Dizem que uma mentira contada muitas vezes acaba por tornar-se uma verdade. É o que ocorreu na internet: Até mesmo sites em inglês sobre o motor Ventoux diz-se que o Ventoux originou o CHT, como se o CHT fosse uma versão do Ventoux. Só que a informação de que o CHT descende diretamente do Ventoux é equivocada.
O Ventoux havia sido desenvolvido inicialmente pela Renault para o 4CV (conhecido aqui como “Rabo Quente” por causa de seu motor traseiro – o fato de ter desembarcado aqui alguns anos antes do Fusca livrou o VW desta pecha), lançado em 1947, substituindo o antigo motor de válvulas laterais que equipava seu antecessor, o Renault Juvaquatre. Inicialmente, tinha 760 cm³, tendo sido aumentado até 845 cm³, sua maior cilindrada.
Renault 4CV "Rabo Quente" |
Em 1956, o motor, já com sua cilindrada aumentada para 845 cm³, recebeu o nome de Ventoux e foi utilizado no Dauphine, carro que chegaria por aqui em 1959 pelas mãos da Willys. No início dos anos 60, a Renault queria desenvolver um novo carro para suceder o Dauphine na França. Maior e mais pesado que o Dauphine, era necessário fazer um motor maior para ele.

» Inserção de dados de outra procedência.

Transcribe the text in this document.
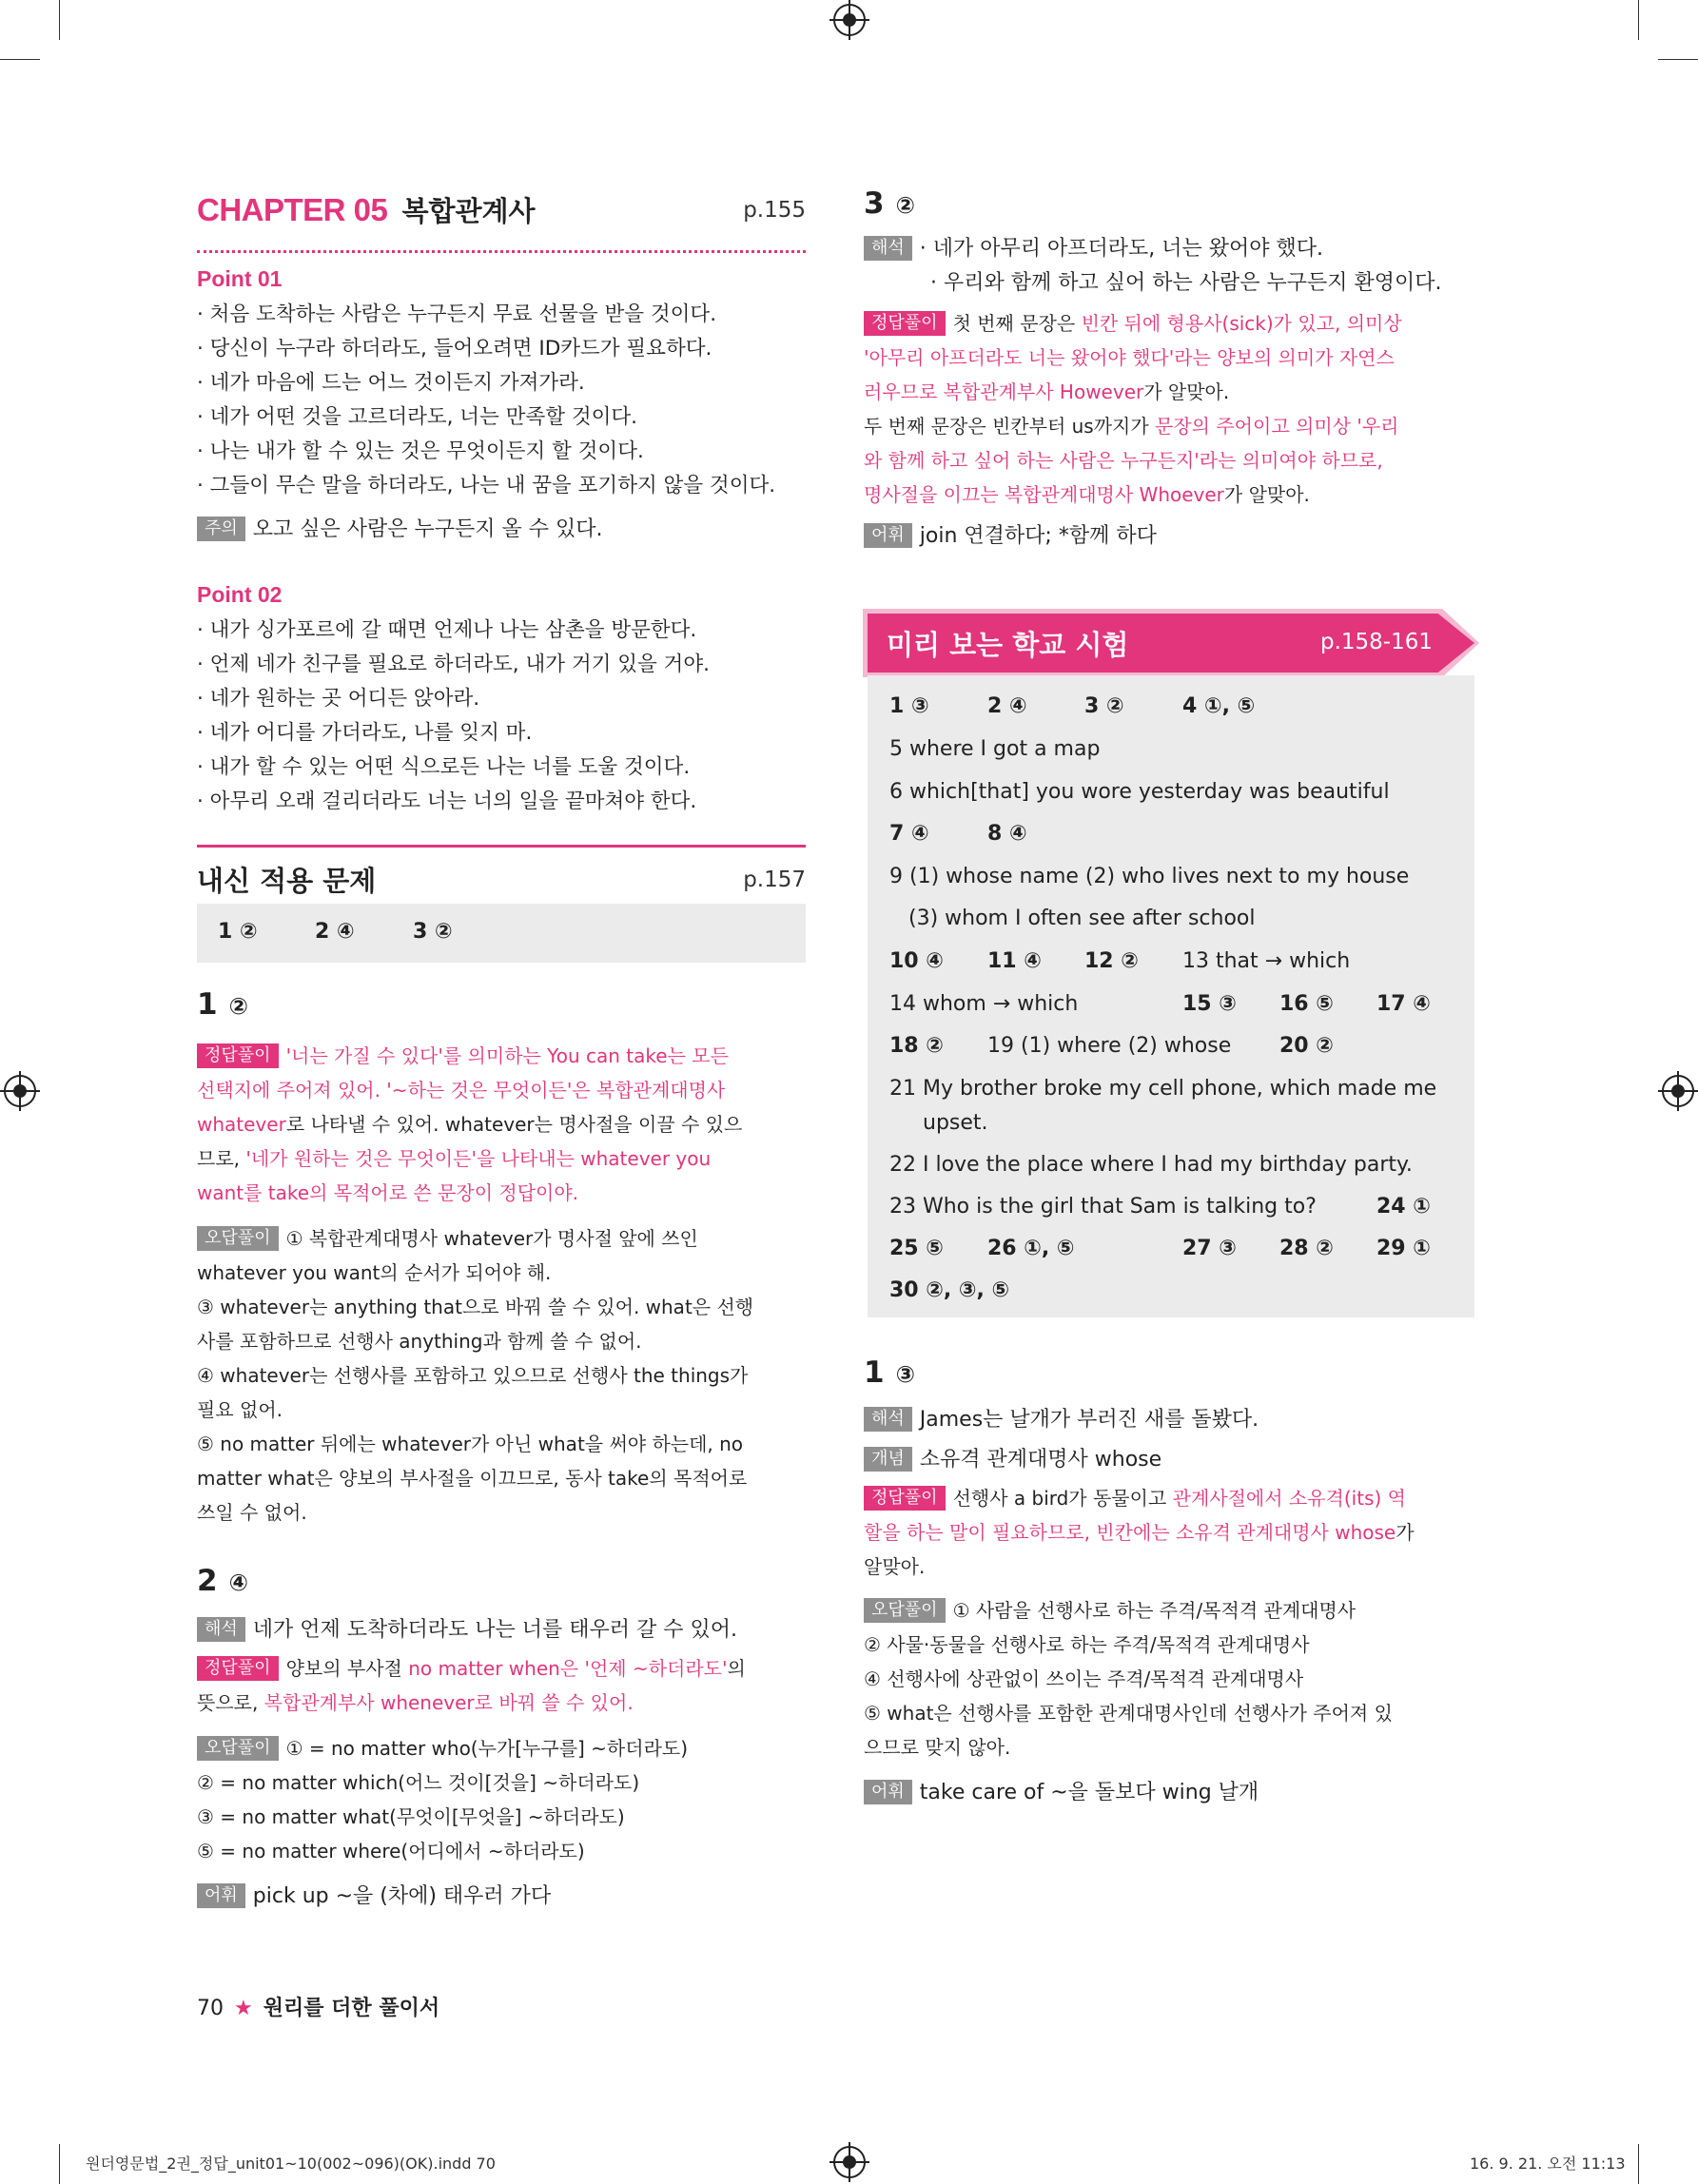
CHAPTER 05 복합관계사	p.155
Point 01
· 처음 도착하는 사람은 누구든지 무료 선물을 받을 것이다.
· 당신이 누구라 하더라도, 들어오려면 ID카드가 필요하다.
· 네가 마음에 드는 어느 것이든지 가져가라.
· 네가 어떤 것을 고르더라도, 너는 만족할 것이다.
· 나는 내가 할 수 있는 것은 무엇이든지 할 것이다.
· 그들이 무슨 말을 하더라도, 나는 내 꿈을 포기하지 않을 것이다.
주의 오고 싶은 사람은 누구든지 올 수 있다.
Point 02
· 내가 싱가포르에 갈 때면 언제나 나는 삼촌을 방문한다.
· 언제 네가 친구를 필요로 하더라도, 내가 거기 있을 거야.
· 네가 원하는 곳 어디든 앉아라.
· 네가 어디를 가더라도, 나를 잊지 마.
· 내가 할 수 있는 어떤 식으로든 나는 너를 도울 것이다.
· 아무리 오래 걸리더라도 너는 너의 일을 끝마쳐야 한다.
내신 적용 문제	p.157
1 ②	2 ④	3 ②
1 ②
정답풀이 '너는 가질 수 있다'를 의미하는 You can take는 모든
선택지에 주어져 있어. '~하는 것은 무엇이든'은 복합관계대명사
whatever로 나타낼 수 있어. whatever는 명사절을 이끌 수 있으
므로, '네가 원하는 것은 무엇이든'을 나타내는 whatever you
want를 take의 목적어로 쓴 문장이 정답이야.
오답풀이 ① 복합관계대명사 whatever가 명사절 앞에 쓰인
whatever you want의 순서가 되어야 해.
③ whatever는 anything that으로 바꿔 쓸 수 있어. what은 선행
사를 포함하므로 선행사 anything과 함께 쓸 수 없어.
④ whatever는 선행사를 포함하고 있으므로 선행사 the things가
필요 없어.
⑤ no matter 뒤에는 whatever가 아닌 what을 써야 하는데, no
matter what은 양보의 부사절을 이끄므로, 동사 take의 목적어로
쓰일 수 없어.
2 ④
해석 네가 언제 도착하더라도 나는 너를 태우러 갈 수 있어.
정답풀이 양보의 부사절 no matter when은 '언제 ~하더라도'의
뜻으로, 복합관계부사 whenever로 바꿔 쓸 수 있어.
오답풀이 ① = no matter who(누가[누구를] ~하더라도)
② = no matter which(어느 것이[것을] ~하더라도)
③ = no matter what(무엇이[무엇을] ~하더라도)
⑤ = no matter where(어디에서 ~하더라도)
어휘 pick up ~을 (차에) 태우러 가다
70 ★ 원리를 더한 풀이서
원더영문법_2권_정답_unit01~10(002~096)(OK).indd 70	16. 9. 21. 오전 11:13
3 ②
해석 · 네가 아무리 아프더라도, 너는 왔어야 했다.
· 우리와 함께 하고 싶어 하는 사람은 누구든지 환영이다.
정답풀이 첫 번째 문장은 빈칸 뒤에 형용사(sick)가 있고, 의미상
'아무리 아프더라도 너는 왔어야 했다'라는 양보의 의미가 자연스
러우므로 복합관계부사 However가 알맞아.
두 번째 문장은 빈칸부터 us까지가 문장의 주어이고 의미상 '우리
와 함께 하고 싶어 하는 사람은 누구든지'라는 의미여야 하므로,
명사절을 이끄는 복합관계대명사 Whoever가 알맞아.
어휘 join 연결하다; *함께 하다
미리 보는 학교 시험	p.158-161
1 ③	2 ④	3 ②	4 ①, ⑤
5 where I got a map
6 which[that] you wore yesterday was beautiful
7 ④	8 ④
9 (1) whose name (2) who lives next to my house
(3) whom I often see after school
10 ④ 11 ④ 12 ② 13 that → which
14 whom → which	15 ③ 16 ⑤ 17 ④
18 ② 19 (1) where (2) whose 20 ②
21 My brother broke my cell phone, which made me
upset.
22 I love the place where I had my birthday party.
23 Who is the girl that Sam is talking to?	24 ①
25 ⑤ 26 ①, ⑤	27 ③ 28 ② 29 ①
30 ②, ③, ⑤
1 ③
해석 James는 날개가 부러진 새를 돌봤다.
개념 소유격 관계대명사 whose
정답풀이 선행사 a bird가 동물이고 관계사절에서 소유격(its) 역
할을 하는 말이 필요하므로, 빈칸에는 소유격 관계대명사 whose가
알맞아.
오답풀이 ① 사람을 선행사로 하는 주격/목적격 관계대명사
② 사물·동물을 선행사로 하는 주격/목적격 관계대명사
④ 선행사에 상관없이 쓰이는 주격/목적격 관계대명사
⑤ what은 선행사를 포함한 관계대명사인데 선행사가 주어져 있
으므로 맞지 않아.
어휘 take care of ~을 돌보다 wing 날개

O problema é que o motor Ventoux já estava no limite de sua cilindrada, tendo diâmetro dos cilindros de 58 mm e curso dos pistões de 80 mm. Por isso, foi preciso criar um novo bloco, mais comprido e mais largo, que pudesse acomodar os pistões maiores. A Renault fez isso aproveitando ao máximo o desenho do bem sucedido Ventoux. O novo motor seria um “Ventoux de Itu”. Um bloco mais longo implicava em um virabrequim de comprimento maior, que seria mais suscetível a torções. Para o novo virabrequim, os 3 mancais (pontos de apoio do virabrequim no bloco do motor) do Ventoux eram insuficientes, por isso o novo motor precisou ter 5 mancais.
Motor Ventoux |
Este novo motor, inspirado no Ventoux, que foi criado para equipar o novo Renault 8 a ser lançado em 1962, foi chamado de Sierra (a partir dos anos 1980, rebatizado de Cléon). O primeiro Sierra tinha duas versões, uma de 956 cm³, com cilindros de 65 mm e curso de 72 mm, que equipava o Renault 8, e outra de 1.108 cm³ (com o diâmetro aumentado para 70 mm), para o utilitário Estafette. O 1.108-cm³ também equiparia o Renault 10, uma versão aumentada do Renault 8, em 1965.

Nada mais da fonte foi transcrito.